God, I hoped all the other doors and windows were locked. The last thing I needed was this creeper trying to climb into my house and come after… whatever he was after. David? Gross.
"Dave's not home?" The guy asked again, and I shook my head before slamming the door shut and quickly locking it. I paused, frozen, as I tried to listen for noise, or any indication that he was still out there. I tried to peak through the thick windows we had on the border. I thought I could barely make out a blob, and after staring at it for a few minutes and seeing it move, I made a decision.
I could not stay alone in this house with a freak outside.
Shaking, I quickly punched 9-1-1 into my phone and listened as the dispatcher answered. I kept my voice low, so as not to alarm the guy outside and make him realize what I was doing. I had no way of knowing whether or not he would get violent.
"Hi, I'm not sure what to do, I'm kind of scared, I'm alone in my house and there's a man, I don't know him, standing on my front patio. I don't know what to do, I need help, I locked the door…" I realized I was starting to blabber so I cut myself off and let the dispatcher calm me down. She drilled me for some basic information and then said that the police were on their way. I thanked her and hung up, checking the time. It was one a.m.
Slowly, I let myself fall to the floor. The more I thought about the situation, the more freaked out I got. I tried to look through the window and as far as I could tell, he was still there. I locked my arms around my legs, trying to keep myself from shaking.
Bright lights grabbed my attention, and I couldn't help but think that that was a pretty quick reaction, even for the police, until I realized that those weren't red and blue flashing lights. No, those were ordinary, regular car lights, meaning--
Oh my God. I took a deep breath and stood up from where I was standing, thinking fast. What did I do? David could certainly hold his own in a fight. I would get in the way. But what if this guy had a gun? What if he had a knife? David was unprotected, and he's who the guy wanted in the first place!
I froze and tried to make out what was happening through the blurry window. I could hear voices and… laughing?
I was able to make out the blur on the patio move toward another blot. And they… hugged?
My heart started to beat erratically in my chest. What was going on?
The voices got closer to the door and I could hear David's voice loud and clear. "How was your flight, man?"
Another voice, this stranger, this Tanner, this… whoever he was to David, replied, "It was okay. A flight's a flight, ya know?"
"I'm just glad you made it here," David said. "I was watching weather reports and wasn't sure if any flights were going to make it against storms."
"Lucked out," the guy replied.
I could hear keys jingling and realized that David was about to unlock the door. I was frozen to my spot.
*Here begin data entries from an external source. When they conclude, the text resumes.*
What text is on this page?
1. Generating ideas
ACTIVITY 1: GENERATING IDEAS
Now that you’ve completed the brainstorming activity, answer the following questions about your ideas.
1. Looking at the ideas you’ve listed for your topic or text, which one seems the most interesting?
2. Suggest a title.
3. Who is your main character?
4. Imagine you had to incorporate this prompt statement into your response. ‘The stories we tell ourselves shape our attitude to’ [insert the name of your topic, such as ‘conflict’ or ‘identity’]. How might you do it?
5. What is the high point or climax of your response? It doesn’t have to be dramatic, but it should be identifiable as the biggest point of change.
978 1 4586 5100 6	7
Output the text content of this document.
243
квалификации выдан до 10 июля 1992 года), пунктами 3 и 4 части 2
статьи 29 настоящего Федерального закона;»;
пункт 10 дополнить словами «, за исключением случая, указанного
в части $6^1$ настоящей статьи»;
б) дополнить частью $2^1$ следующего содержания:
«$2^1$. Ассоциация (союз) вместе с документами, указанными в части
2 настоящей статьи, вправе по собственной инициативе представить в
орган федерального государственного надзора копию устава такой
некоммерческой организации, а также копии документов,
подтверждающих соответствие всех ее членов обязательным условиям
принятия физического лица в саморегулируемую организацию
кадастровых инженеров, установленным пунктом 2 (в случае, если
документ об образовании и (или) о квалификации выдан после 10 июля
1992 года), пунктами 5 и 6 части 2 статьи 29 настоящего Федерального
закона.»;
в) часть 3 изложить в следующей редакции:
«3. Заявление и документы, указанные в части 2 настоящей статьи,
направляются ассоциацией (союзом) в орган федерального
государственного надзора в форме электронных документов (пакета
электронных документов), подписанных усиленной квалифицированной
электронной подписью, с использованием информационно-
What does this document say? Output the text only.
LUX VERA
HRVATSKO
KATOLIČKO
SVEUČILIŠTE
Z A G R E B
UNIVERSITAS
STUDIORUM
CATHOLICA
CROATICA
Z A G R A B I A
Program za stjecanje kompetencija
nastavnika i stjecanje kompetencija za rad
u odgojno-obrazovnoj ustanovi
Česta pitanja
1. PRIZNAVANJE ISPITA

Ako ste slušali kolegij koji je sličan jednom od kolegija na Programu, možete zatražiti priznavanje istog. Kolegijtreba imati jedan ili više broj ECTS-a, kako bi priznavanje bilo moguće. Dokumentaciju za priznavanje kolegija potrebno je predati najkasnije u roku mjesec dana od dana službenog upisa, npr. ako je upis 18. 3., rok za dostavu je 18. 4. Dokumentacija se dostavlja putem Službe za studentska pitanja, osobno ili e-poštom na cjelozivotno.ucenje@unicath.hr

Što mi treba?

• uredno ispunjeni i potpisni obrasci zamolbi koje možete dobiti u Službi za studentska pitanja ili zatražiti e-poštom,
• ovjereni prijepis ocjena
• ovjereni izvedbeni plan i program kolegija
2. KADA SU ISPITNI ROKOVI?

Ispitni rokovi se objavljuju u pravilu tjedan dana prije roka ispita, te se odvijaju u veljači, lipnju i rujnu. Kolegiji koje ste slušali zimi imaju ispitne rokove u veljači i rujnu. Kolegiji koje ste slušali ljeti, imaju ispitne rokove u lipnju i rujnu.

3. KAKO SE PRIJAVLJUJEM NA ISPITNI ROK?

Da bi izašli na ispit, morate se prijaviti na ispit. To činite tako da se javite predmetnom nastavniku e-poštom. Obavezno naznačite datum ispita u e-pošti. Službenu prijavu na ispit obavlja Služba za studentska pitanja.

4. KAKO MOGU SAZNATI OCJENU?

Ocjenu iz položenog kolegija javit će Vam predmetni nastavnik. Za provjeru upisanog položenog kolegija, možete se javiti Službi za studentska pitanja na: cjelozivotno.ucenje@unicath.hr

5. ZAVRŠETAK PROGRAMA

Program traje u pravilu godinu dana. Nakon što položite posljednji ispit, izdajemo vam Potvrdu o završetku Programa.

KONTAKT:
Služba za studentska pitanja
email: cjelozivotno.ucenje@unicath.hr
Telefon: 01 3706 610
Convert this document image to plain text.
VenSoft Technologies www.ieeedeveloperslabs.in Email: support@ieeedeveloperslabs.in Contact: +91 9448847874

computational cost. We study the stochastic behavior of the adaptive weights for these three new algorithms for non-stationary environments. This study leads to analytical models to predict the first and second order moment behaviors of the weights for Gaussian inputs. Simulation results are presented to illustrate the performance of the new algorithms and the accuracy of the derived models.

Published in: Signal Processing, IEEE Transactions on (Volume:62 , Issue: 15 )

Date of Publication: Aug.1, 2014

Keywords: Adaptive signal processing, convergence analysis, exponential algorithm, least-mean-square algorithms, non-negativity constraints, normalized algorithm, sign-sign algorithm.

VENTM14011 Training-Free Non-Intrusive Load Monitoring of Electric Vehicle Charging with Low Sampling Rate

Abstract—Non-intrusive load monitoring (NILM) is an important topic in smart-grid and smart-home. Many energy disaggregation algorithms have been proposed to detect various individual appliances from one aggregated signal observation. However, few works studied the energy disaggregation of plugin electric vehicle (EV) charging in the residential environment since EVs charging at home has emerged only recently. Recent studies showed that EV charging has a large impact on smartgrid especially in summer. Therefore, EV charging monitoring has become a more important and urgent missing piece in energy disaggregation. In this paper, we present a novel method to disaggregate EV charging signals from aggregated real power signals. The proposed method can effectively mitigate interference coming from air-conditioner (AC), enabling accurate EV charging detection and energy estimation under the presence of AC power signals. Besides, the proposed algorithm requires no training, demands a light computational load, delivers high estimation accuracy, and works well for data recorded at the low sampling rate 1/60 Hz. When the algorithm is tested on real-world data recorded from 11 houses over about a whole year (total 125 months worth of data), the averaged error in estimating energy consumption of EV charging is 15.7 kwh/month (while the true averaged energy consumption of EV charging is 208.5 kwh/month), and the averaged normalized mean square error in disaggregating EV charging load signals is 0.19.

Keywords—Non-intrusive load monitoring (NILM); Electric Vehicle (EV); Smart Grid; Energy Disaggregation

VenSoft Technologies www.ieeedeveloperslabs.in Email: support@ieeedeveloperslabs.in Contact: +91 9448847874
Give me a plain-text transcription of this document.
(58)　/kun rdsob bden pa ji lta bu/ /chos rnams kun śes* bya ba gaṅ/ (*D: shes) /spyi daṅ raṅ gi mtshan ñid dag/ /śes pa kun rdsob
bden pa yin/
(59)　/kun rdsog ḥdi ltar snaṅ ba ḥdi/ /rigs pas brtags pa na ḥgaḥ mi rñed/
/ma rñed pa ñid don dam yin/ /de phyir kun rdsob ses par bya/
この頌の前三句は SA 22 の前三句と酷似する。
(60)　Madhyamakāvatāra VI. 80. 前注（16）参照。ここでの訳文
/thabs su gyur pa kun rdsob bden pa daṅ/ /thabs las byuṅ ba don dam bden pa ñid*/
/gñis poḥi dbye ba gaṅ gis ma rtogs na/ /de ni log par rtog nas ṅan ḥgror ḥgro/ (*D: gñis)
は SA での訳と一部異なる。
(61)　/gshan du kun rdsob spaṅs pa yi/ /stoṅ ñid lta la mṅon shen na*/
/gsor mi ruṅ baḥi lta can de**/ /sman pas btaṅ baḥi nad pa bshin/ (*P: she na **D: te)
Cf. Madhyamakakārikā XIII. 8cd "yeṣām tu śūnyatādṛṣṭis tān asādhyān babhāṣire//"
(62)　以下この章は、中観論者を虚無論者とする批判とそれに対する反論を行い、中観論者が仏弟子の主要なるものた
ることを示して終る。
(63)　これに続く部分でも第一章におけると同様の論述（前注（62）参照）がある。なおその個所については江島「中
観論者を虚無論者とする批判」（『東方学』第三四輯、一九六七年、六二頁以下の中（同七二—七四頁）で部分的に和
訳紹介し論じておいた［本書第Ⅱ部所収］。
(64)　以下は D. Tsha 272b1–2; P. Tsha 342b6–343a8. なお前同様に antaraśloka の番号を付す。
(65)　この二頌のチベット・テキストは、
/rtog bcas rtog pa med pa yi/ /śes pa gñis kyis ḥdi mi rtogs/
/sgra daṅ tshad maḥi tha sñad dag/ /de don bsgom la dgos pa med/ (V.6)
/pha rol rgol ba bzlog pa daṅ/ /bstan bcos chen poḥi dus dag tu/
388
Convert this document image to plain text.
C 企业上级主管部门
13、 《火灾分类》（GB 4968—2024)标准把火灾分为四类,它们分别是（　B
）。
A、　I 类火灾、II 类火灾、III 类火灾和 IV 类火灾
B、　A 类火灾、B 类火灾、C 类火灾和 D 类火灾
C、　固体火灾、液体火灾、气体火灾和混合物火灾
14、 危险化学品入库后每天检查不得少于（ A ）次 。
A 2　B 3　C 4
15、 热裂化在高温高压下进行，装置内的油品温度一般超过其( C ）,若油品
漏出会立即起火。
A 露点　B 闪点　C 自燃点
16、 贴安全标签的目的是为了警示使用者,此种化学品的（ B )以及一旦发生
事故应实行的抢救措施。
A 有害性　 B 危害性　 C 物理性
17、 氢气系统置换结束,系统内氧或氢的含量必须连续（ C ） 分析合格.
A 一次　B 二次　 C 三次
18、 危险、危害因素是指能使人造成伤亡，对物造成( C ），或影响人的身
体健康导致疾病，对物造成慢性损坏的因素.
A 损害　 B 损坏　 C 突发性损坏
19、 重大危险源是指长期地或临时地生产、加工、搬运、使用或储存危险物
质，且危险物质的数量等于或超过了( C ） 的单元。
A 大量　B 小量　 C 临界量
"Were you waiting out here long?" I heard David ask.
There was a beat of silence before the guy said, "No, not long. Just got here, actually. We managed to coordinate pretty well."
The door slowly opened and David flipped on the light, jumping when he saw me standing in front of him. "God, Hat, what are you doing up?"
I looked at him, eyes wide. I flailed my arms. "What are you doing with him?" I cried, pointing.
David gave me a look. "What? You know Tanner?"
I gasped. "Tanner? So you do know this guy?"
David looked over at Tanner, giving him what was probably a "what the hell?" look. Tanner gave a little shrug. "I knocked a while ago…" he started, but trailed off.
David turned back to me. "Tanner knocked and you answered?" I only stared at him. "Why didn't you let him in?"
"Because he was a stranger!" I cried, and suddenly, the lights I was waiting for, red and blue and flashing, pulled into the driveway.
The flashed spilled over the lawn and filtered through the windows into the house. I could see David stiffen when he saw the flashes on the wall. He slowly turned to me. "Hattie, why are the police here?"
I swallowed hard as a knock sounded on our screen door. I heard a walkie-talkie and closed my eyes, my face in a grimace.
A/N: I don't have any words other than: I was forced to do this. Muse.